HERNAN DIAZ: TREUE
Ein verwegenes Stück Literatur legt Erfolgsautor Hernan Diaz mit seinem jüngsten Roman
Treue vor, denn das besteht laut Inhaltsangabe aus vier Werken von vier
vorgeblichen Autoren.
Deren erster ist mit Verpflichtungen überschrieben und sein Autor heißt
Harold Vanner. In einem mitreißenden Erzählstrom ohne jeden Dialog oder direktes
Interagieren schildert er das seltsame Leben des Benjamin Rask, Sohn eines reichen New
Yorker Tabakhändlers. Nicht nur die behütete aber einsame Kindheit prägt den
intelligenten gehorsamen Schüler, er hat auch an nichts eine wirkliche Freude oder ein
nennenswertes Interesse.
Kurz vor dem Schulabschluss zur Vollwaise geworden, ist es schließlich eine
Wirtschaftskrise, die historische Panik von 1893, die in Benjamin einen
unvermuteten Hunger weckt. Finanzen und Investmentbanking liegen ihm und mit unterkühltem
Ehrgeiz versteht er sich auf höchst luktraives Spekulieren.

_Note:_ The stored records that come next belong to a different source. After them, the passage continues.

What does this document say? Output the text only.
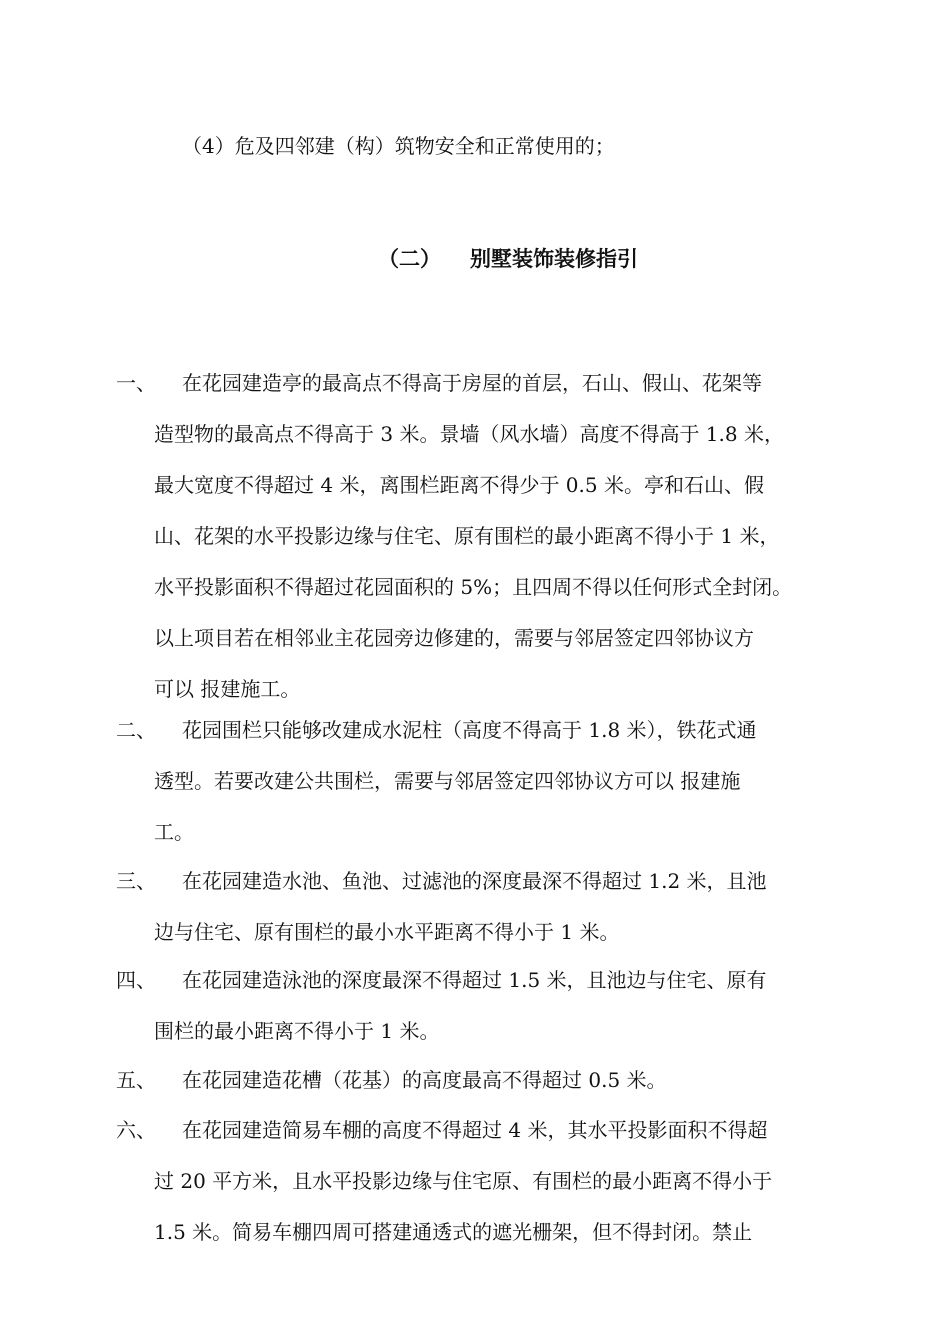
（4）危及四邻建（构）筑物安全和正常使用的；
（二） 别墅装饰装修指引
一、 在花园建造亭的最高点不得高于房屋的首层，石山、假山、花架等
造型物的最高点不得高于 3 米。景墙（风水墙）高度不得高于 1.8 米，
最大宽度不得超过 4 米，离围栏距离不得少于 0.5 米。亭和石山、假
山、花架的水平投影边缘与住宅、原有围栏的最小距离不得小于 1 米，
水平投影面积不得超过花园面积的 5%；且四周不得以任何形式全封闭。
以上项目若在相邻业主花园旁边修建的，需要与邻居签定四邻协议方
可以 报建施工。
二、 花园围栏只能够改建成水泥柱（高度不得高于 1.8 米），铁花式通
透型。若要改建公共围栏，需要与邻居签定四邻协议方可以 报建施
工。
三、 在花园建造水池、鱼池、过滤池的深度最深不得超过 1.2 米，且池
边与住宅、原有围栏的最小水平距离不得小于 1 米。
四、 在花园建造泳池的深度最深不得超过 1.5 米，且池边与住宅、原有
围栏的最小距离不得小于 1 米。
五、 在花园建造花槽（花基）的高度最高不得超过 0.5 米。
六、 在花园建造简易车棚的高度不得超过 4 米，其水平投影面积不得超
过 20 平方米，且水平投影边缘与住宅原、有围栏的最小距离不得小于
1.5 米。简易车棚四周可搭建通透式的遮光栅架，但不得封闭。禁止
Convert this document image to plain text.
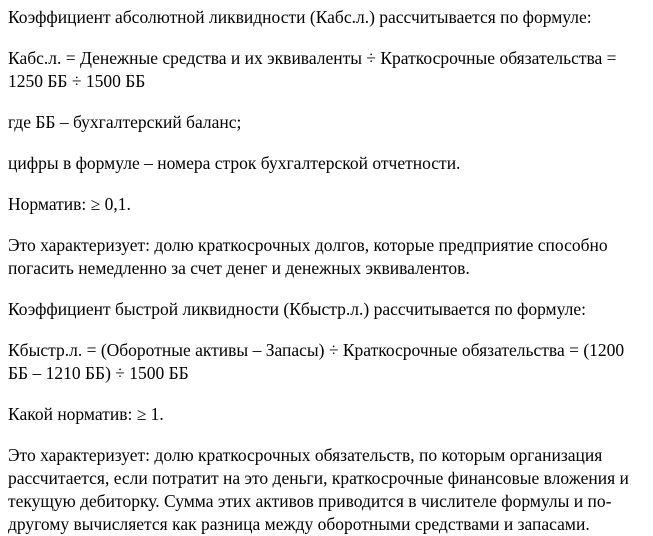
Коэффициент абсолютной ликвидности (Кабс.л.) рассчитывается по формуле:

Кабс.л. = Денежные средства и их эквиваленты ÷ Краткосрочные обязательства = 1250 ББ ÷ 1500 ББ

где ББ – бухгалтерский баланс;

цифры в формуле – номера строк бухгалтерской отчетности.

Норматив: ≥ 0,1.

Это характеризует: долю краткосрочных долгов, которые предприятие способно погасить немедленно за счет денег и денежных эквивалентов.

Коэффициент быстрой ликвидности (Кбыстр.л.) рассчитывается по формуле:

Кбыстр.л. = (Оборотные активы – Запасы) ÷ Краткосрочные обязательства = (1200 ББ – 1210 ББ) ÷ 1500 ББ

Какой норматив: ≥ 1.

Это характеризует: долю краткосрочных обязательств, по которым организация рассчитается, если потратит на это деньги, краткосрочные финансовые вложения и текущую дебиторку. Сумма этих активов приводится в числителе формулы и по-другому вычисляется как разница между оборотными средствами и запасами.
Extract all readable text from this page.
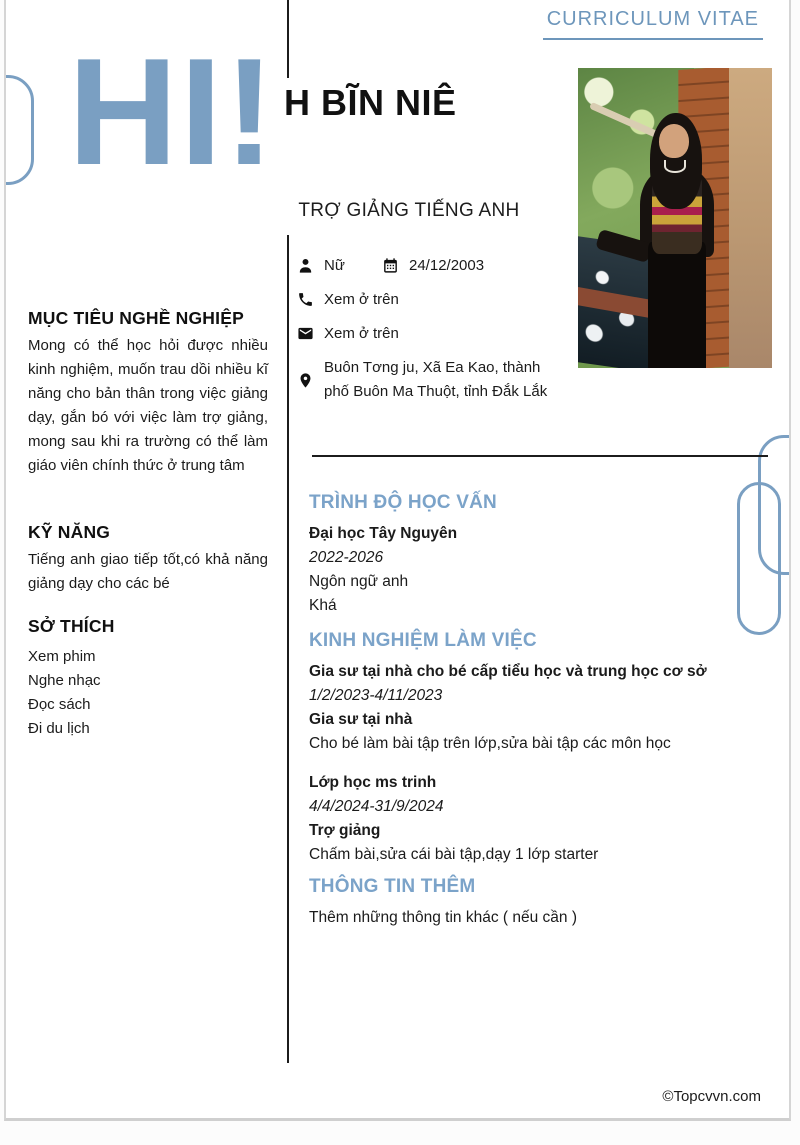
CURRICULUM VITAE
HI! H BĨN NIÊ
TRỢ GIẢNG TIẾNG ANH
Nữ	24/12/2003
Xem ở trên
Xem ở trên
Buôn Tơng ju, Xã Ea Kao, thành phố Buôn Ma Thuột, tỉnh Đắk Lắk
MỤC TIÊU NGHỀ NGHIỆP
Mong có thể học hỏi được nhiều kinh nghiệm, muốn trau dồi nhiều kĩ năng cho bản thân trong việc giảng dạy, gắn bó với việc làm trợ giảng, mong sau khi ra trường có thể làm giáo viên chính thức ở trung tâm
KỸ NĂNG
Tiếng anh giao tiếp tốt,có khả năng giảng dạy cho các bé
SỞ THÍCH
Xem phim
Nghe nhạc
Đọc sách
Đi du lịch
TRÌNH ĐỘ HỌC VẤN
Đại học Tây Nguyên
2022-2026
Ngôn ngữ anh
Khá
KINH NGHIỆM LÀM VIỆC
Gia sư tại nhà cho bé cấp tiểu học và trung học cơ sở
1/2/2023-4/11/2023
Gia sư tại nhà
Cho bé làm bài tập trên lớp,sửa bài tập các môn học
Lớp học ms trinh
4/4/2024-31/9/2024
Trợ giảng
Chấm bài,sửa cái bài tập,dạy 1 lớp starter
THÔNG TIN THÊM
Thêm những thông tin khác ( nếu cần )
©Topcvvn.com
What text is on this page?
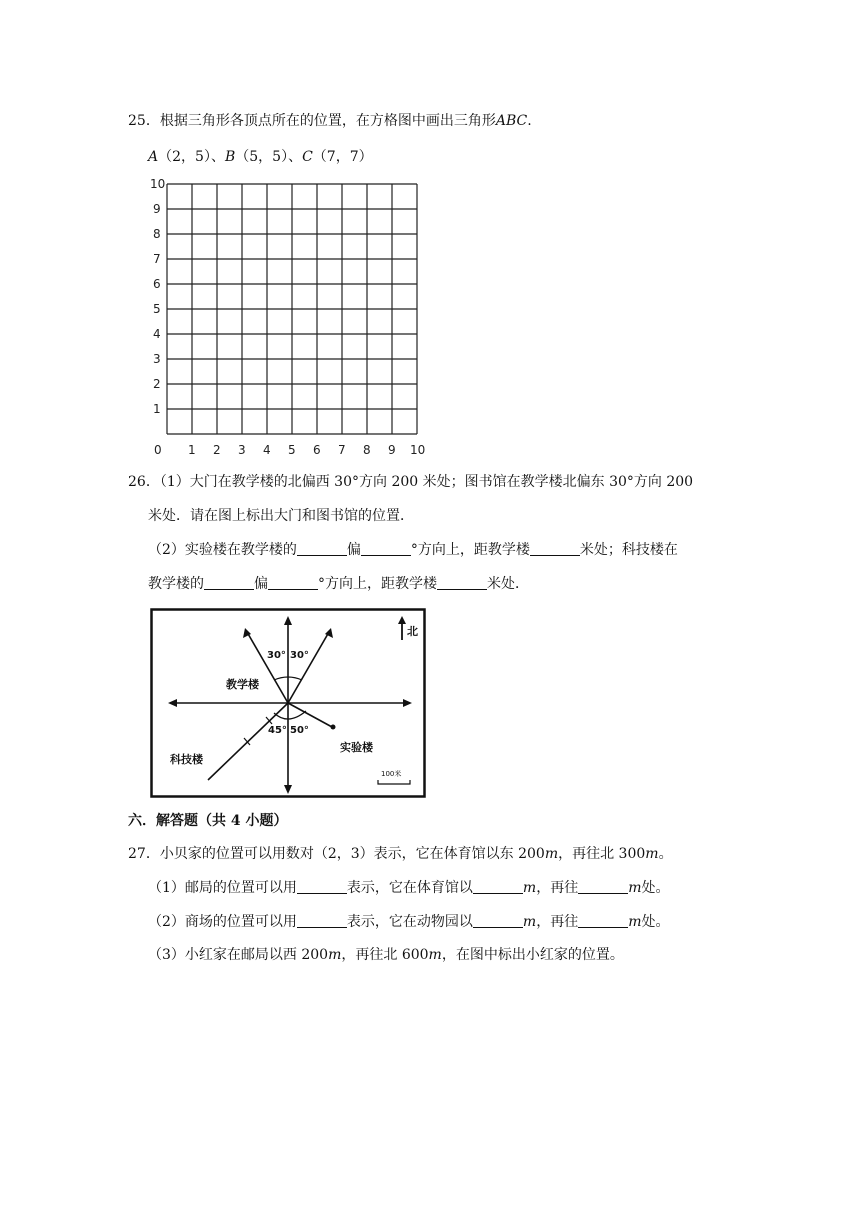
25．根据三角形各顶点所在的位置，在方格图中画出三角形ABC.
A（2，5）、B（5，5）、C（7，7）
0 1
1
2
2
3
3
4
4
5
5
6
6
7
7
8
8
9
9
10
10
26．（1）大门在教学楼的北偏西 30°方向 200 米处；图书馆在教学楼北偏东 30°方向 200
米处．请在图上标出大门和图书馆的位置．
（2）实验楼在教学楼的	偏	°方向上，距教学楼	米处；科技楼在
教学楼的	偏	°方向上，距教学楼	米处．
北
30° 30°
45° 50°
教学楼
科技楼
实验楼
100米
六．解答题（共 4 小题）
27．小贝家的位置可以用数对（2，3）表示，它在体育馆以东 200m，再往北 300m。
（1）邮局的位置可以用	表示，它在体育馆以	m，再往	m处。
（2）商场的位置可以用	表示，它在动物园以	m，再往	m处。
（3）小红家在邮局以西 200m，再往北 600m，在图中标出小红家的位置。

Gleichowhl führt er ein fremd wirkendes abstraktes Leben von geradezu auffälliger
Anonymität. Bei dem ihn die grenzenlosen Möglichkeiten, die ihm der stetig wachsende
Reichtum beschert, gänzlich gleichgültig lassen: Jeglicher Luxus war eine vulgäre
Bürde. Und so wurde er zu einem reichen Mann, der die Rolle eines reichen Mannes
spielte.
In der Mitte des Lebens in Europa tobt gerade der Erste Weltkrieg
beschließt er aus genalogischer Verantwortung, eine Ehe in Betracht zu ziehen. In Helen,
einzige Tochter einer begüterten Familie, findet er die adäquate Partnerin. Es wird
erwartungsgemäß keine innige ehe, dafür bewundern sich die Partner für die jeweilige
Intelligenz des Anderen.
Helen sorgt für gehobenes kulturelles Leben in der Villa und pflegt eine sehr gehobene
Gesellschaft. Der sich beide Ehepartner jeweils früh am Abend entziehen. Dann kommt die
brachiale Erschütterung der Weltwirtschaftskrise, die im schwarzen Oktober 1929 durch den
New Yorker Börsensturz ausgelöst wird.
Benjamin Rask ist mit kühlem Kopf und großer Weitsicht wohl der einzige reiche Mann, der
unbeschadet und sogar mit Riesengewinn aus der Krise hervorgeht. Was zu Anfeindungen und
Ächtung führt, wenngleich man ihm nichts Illegales vorwerfen kann. Zugleich begibt sich
Helen in eine Art schuldbewussten Hausarrest und beginnt auf physisch zu leiden.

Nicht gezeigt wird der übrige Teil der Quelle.